DRG Coder
Department: HS - UM
Employment Type: Full Time
Location: 600 City Parkway West 10th Floor, Orange, CA 92868
Reporting To: Alice Tejeda
Compensation: $33.00 - $38.00 / hour
Description
The Senior DRG Coder is responsible for reviewing inpatient medical records and accurately assigning diagnosis and procedure codes using ICD-10-CM and ICD-10-PCS to determine the appropriate Diagnosis-Related Group (DRG) assignment.
This role ensures coding accuracy, reimbursement integrity, and compliance with federal and state regulations, payer guidelines, and internal policies. In an Independent Practice Association (IPA) and Management Services Organization (MSO) environment, the Senior DRG Coder partners with utilization management, care management, finance, and provider network teams to support accurate payment, risk adjustment, quality reporting, and medical expense analysis.
What You'll Do
Review inpatient hospital records and assign accurate diagnosis and procedure codes
Determine the appropriate MS-DRG or APR-DRG assignment based on coding and clinical documentation
Conduct coding validation and auditing to ensure compliance with payer and regulatory requirements
Identify documentation gaps and communicate opportunities to providers, hospitals, and Clinical Documentation Improvement (CDI) teams
Analyze denials and underpayments related to coding and DRG assignment
Support retrospective and concurrent reviews of high-cost admissions and outlier cases
Collaborate with utilization management, case management, finance, and contracting teams to optimize reimbursement and cost containment
Assist with internal and external audits, including RAC, Medicare Advantage, Medicaid, and commercial payer reviews
Provide education and mentoring to coding staff and other stakeholders
Monitor changes in coding guidelines, reimbursement methodologies, and regulatory requirements
Prepare reports and summaries related to coding accuracy, financial impact, and audit findings
Maintain confidentiality and compliance with HIPAA and company policies
Other duties as assigned
Qualifications Associate's degree in Health Information Management, Nursing, or related field
Minimum of 5 years of inpatient coding experience
Minimum of 2 years of advanced DRG validation, auditing, or hospital reimbursement experience
Certifications One or more of the following required: • CCS, RHIA, or RHIT from American Health Information Management Association • CIC or CPC from AAPC
Have advanced knowledge of ICD-10-CM, ICD-10-PCS, MS-DRG, and APR-DRG methodologies
Proficiency in coding software, electronic medical records, and Microsoft Office applications
You're great for the role if: Experience working with Medicare Advantage, Medicaid, and commercial health plans
Experience in a delegated IPA, MSO, or managed care environment
Have a strong understanding of Medicare reimbursement and payer audit processes
Ability to interpret complex clinical documentation
Knowledge of utilization management, case management, and managed care operations
Strong analytical, organizational, and problem-solving skills
Ability to work independently and manage multiple priorities
Excellent written and verbal communication skills.

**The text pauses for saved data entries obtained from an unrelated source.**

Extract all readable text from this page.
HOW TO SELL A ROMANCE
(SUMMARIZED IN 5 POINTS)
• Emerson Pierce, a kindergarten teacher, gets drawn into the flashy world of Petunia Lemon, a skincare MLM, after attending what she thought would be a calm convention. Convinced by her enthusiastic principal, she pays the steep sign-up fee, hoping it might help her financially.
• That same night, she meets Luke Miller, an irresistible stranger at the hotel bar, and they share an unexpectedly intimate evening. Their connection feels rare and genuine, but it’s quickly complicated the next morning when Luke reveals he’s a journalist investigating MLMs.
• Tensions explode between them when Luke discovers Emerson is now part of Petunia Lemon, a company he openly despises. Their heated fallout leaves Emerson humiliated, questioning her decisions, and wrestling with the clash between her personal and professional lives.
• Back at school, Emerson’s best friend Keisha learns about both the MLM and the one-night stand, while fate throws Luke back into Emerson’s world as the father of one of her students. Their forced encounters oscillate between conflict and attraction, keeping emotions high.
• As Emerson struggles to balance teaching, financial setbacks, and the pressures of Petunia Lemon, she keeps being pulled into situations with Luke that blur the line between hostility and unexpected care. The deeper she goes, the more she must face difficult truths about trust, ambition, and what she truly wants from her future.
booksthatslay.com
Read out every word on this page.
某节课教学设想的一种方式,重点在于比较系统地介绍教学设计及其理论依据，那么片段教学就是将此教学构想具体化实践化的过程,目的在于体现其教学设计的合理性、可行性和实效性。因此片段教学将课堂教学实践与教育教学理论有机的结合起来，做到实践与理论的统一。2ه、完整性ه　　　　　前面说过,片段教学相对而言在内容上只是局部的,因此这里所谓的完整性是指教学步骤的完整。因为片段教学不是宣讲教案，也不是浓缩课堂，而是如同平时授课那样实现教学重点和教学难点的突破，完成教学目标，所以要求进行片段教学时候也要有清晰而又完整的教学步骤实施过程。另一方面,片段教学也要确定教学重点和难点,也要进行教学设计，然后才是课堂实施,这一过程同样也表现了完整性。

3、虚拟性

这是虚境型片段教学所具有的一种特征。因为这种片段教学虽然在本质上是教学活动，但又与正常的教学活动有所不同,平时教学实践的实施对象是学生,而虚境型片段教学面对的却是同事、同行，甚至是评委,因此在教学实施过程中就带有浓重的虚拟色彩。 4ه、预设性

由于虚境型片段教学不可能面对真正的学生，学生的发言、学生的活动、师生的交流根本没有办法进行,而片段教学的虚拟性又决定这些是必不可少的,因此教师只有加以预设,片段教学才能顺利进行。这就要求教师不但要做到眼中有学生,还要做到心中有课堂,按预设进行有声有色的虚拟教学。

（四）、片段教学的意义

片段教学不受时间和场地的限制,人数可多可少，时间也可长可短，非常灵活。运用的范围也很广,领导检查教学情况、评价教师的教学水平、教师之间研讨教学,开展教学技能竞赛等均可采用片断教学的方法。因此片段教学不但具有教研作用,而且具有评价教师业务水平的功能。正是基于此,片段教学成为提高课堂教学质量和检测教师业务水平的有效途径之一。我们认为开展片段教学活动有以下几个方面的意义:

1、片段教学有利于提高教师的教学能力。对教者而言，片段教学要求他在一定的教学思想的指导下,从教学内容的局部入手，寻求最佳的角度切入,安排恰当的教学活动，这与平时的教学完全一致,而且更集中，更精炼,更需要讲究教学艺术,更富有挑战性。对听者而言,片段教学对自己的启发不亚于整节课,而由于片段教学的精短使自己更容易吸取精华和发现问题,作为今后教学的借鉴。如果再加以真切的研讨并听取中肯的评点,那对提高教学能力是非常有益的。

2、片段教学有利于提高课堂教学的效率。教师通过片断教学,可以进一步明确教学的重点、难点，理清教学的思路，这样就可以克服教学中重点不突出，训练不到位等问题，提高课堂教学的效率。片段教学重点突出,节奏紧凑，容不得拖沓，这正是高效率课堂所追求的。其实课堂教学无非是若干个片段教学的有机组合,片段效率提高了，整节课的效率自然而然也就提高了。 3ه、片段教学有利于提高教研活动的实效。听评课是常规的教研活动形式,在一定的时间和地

Environmental Job Requirements and Working Conditions This position is remotely based in the U.S. The home office is located at 600 City Parkway West 10th Floor, Orange, CA 92868.
This role is required to attend occasional in-person meetings with internal departments and external providers/hospitals, training, or audit purposes.
The national target pay range for this role is between $33.00 - $38.00. Actual compensation will be determined based on geographic location (current or future), experience, and other job-related factors.
Astrana Health is proud to be an Equal Employment Opportunity and Affirmative Action employer. We do not discriminate based on race, religion, color, national origin, gender (including pregnancy, childbirth, or related medical conditions), sexual orientation, gender identity, gender expression, age, status as a protected veteran, status as an individual with a disability, or other applicable legally protected characteristics. All employment is decided based on qualifications, merit, and business need. If you require assistance in applying for open positions due to a disability, please email us at humanresourcesdept@astranahealth.com to request an accommodation.
Additional Information:
The job description does not constitute an employment agreement between the employer and employee and is subject to change by the employer as the needs of the employer and requirements of the job change.